1. What is the premise/pitch for your book?
This book is a way for children to count their way through a world of imaginary creatures like monsters with spiky hair, dragons with shiny scales, and goblins with knobby knees.
With rhyming text, items to find and count, interactive opportunities, plus a surprise ending, it makes story time fun and can help increase both math skills and language arts concepts.
2. What are 5 things you want people to know about your book?
1. The main verses can be sung to the tune of “Six Little Ducks.”
2. There are no Halloween decorations in the illustrations because the book is meant to be used all year long. It can be used as the perfect treat, though, for special loved ones or for businesses and schools to gift children during that holiday.
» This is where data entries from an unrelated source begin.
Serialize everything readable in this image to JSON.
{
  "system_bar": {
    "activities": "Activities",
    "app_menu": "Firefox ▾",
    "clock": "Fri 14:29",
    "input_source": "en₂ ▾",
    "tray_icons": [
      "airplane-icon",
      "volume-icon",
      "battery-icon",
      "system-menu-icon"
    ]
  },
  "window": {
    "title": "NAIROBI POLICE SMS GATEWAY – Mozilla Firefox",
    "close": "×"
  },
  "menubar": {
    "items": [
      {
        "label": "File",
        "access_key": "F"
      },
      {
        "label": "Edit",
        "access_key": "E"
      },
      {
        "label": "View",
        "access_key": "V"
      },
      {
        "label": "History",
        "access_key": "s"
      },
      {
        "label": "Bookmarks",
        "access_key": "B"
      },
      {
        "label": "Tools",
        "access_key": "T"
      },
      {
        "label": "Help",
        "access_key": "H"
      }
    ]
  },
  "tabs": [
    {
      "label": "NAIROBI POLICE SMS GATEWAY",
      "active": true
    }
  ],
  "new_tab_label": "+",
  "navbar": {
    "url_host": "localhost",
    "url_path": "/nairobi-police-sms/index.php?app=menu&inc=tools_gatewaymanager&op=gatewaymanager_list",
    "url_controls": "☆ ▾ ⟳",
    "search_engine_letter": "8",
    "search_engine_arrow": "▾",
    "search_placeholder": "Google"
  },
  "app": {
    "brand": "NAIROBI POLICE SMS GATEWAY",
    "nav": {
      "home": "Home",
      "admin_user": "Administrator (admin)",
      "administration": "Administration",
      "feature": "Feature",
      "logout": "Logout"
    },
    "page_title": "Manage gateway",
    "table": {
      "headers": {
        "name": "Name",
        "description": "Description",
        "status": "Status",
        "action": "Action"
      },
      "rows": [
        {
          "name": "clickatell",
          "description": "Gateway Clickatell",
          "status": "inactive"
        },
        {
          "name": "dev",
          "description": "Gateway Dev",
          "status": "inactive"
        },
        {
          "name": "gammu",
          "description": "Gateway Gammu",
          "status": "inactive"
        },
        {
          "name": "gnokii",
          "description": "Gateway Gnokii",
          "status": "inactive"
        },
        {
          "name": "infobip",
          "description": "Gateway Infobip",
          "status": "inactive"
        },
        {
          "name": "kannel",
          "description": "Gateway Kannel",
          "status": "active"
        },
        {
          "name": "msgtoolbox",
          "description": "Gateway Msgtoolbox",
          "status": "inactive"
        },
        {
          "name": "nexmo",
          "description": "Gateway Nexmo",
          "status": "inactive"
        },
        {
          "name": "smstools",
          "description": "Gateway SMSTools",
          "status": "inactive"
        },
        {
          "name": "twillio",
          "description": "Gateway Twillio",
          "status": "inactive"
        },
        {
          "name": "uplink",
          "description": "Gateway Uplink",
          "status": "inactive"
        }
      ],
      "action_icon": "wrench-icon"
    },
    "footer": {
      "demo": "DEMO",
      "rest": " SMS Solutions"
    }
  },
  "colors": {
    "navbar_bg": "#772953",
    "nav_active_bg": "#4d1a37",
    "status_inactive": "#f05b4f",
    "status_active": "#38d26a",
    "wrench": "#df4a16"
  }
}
3. Children can count on having fun finding the objects mentioned. Instruct children to look closely. You never know where a clever newt or owl might be hiding!
4. Encourage children to be actively involved in the reading by using their scariest voice to repeat the sounds the creatures make.
5. Instead of having the youngest children count all the patches, all the eyes. etc., they can just count those that are on one character.
3. What helpful hints or tips can you offer fellow writers about writing, publishing, and promoting a book?
Read lots of books in the genre you want to write and get plenty of feedback from critique partners, but always stay true to your own vision.
Keep your dream of publication alive, no matter how many rejections you receive, because it only takes one yes to become a published author. Set projects aside to simmer while you work on others. Then go back and revise if necessary when you look at it with fresh eyes.
As far as promotion, use a celebrity’s name as your pen name instead of your own, and you won’t need to do a thing. Just kidding! Be active as much as possible on social media and reach out to your community bookstores, libraries, schools, and publications.
4. What are 5 fun/quirky facts about yourself as an adult or child?
1. Though we went to the library often, our family didn’t have the finances to actually own many books except for a few Little Golden Book ones, which I completely memorized.
2. I used to trick-or-treat for UNICEF and decided I wanted to work for the United Nations. I was under the impression that I had to know every language to be an interpreter, so I taught myself to count in several languages, likely mispronouncing most of the numbers. In any case, math and languages were both a part of my background and are part of what motivated this picture book. It would be so fitting if it got translated into all those languages I once “learned.”
3. I ran a marathon before I ever participated in a 5K and trained for it in Alaska on snow and ice. The state was a wonderful place to live, and I had the rare opportunity (fearful occasion) to be extremely close to grizzly bears at Brooks Falls during a salmon run.
4. I shared a room with my little sister, and at night, when we were supposed to be sleeping, I made up tunes to teach her how to spell. The first word I taught her was hieroglyphics when she was about three. When she was older, she won the school spelling bee several years in a row.
5. Lest you think I was angelic for doing that, I also told my sister that I visited all kinds of magical places at night by touching various springs under the bed. She wasn’t allowed to travel with me because she wasn’t old enough. Funny how the age requirement just happened to change every year!
Needless to say, she never got to journey to lands where everything was made of candy, people could fly, or you could enter a small door and exit into the middle of a large prairie or the North Pole. However, my wild imagination proved useful decades later when I decided to write picture books.
5. What did you learn about yourself while on the journey to publishing this book?
I learned that I could adapt when a new publishing prospect arose, and that I could create a different version of a manuscript than what I’d originally planned.
This project began as a 32-page picture book with trick-or-treaters involved and the numbers 1-13 introduced in order. When an SCBWI opportunity came up to pitch a book to a Little Golden Book editor, I had to rethink the book length. Little Golden Books are only 24 pages, so I needed to shorten the book.
I also took out the trick-or-treaters and reconsidered the ending, which I’d never thought had quite enough punch. Somehow, I created a surprise ending that I thought was better than the original one.
Then, the editor and I tweaked the manuscript a little more to change it from a straight counting book to make it different from what was already on the market. The whole adaptation process turned out to be extremely fun, and I loved, loved, loved working with the Little Golden Books editor!